Nigeria’s president says central bank undergoing forensic audit

ABUJA (Reuters) – Nigerian President Bola Tinubu said on Friday the central bank was undergoing a comprehensive forensic audit as part of reforms following the suspension of the bank’s governor in June.

Tinubu has embarked on the country’s boldest reforms in years, ending the central bank’s currency controls that kept the naira currency artificially strong and scrapping a petrol subsidy that cost the government $10 billion last year.

“A comprehensive forensic audit is on-going at the Central Bank (of Nigeria),” a presidency statement quoted Tinubu as telling World Bank head Ajay Banga at a meeting in Abuja.
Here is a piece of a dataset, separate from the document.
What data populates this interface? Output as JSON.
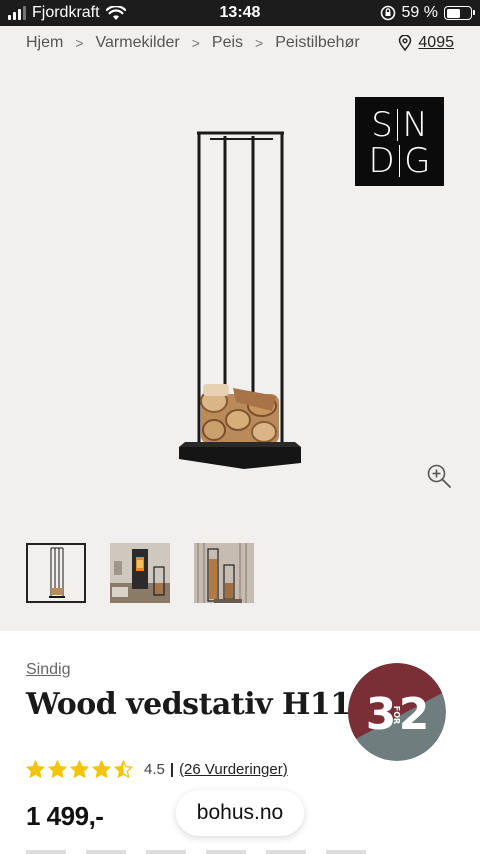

Tinubu said the federal government’s payroll would also be reviewed. This follows criticism by economic analysts that the government was losing billions of naira every year paying people not employed by the government, known as “ghost workers.”

“We’ll block all financial loopholes,” said Tinubu.

S&P Global Ratings on Friday revised its outlook on Nigeria to stable from negative, citing Tinubu’s reforms which the credit ratings agency believes could benefit the country’s growth and fiscal outcomes if delivered.

Tinubu, who was sworn into office on May 29, inherited an economy grappling with anaemic growth, record debt, shrinking oil production and widespread insecurity.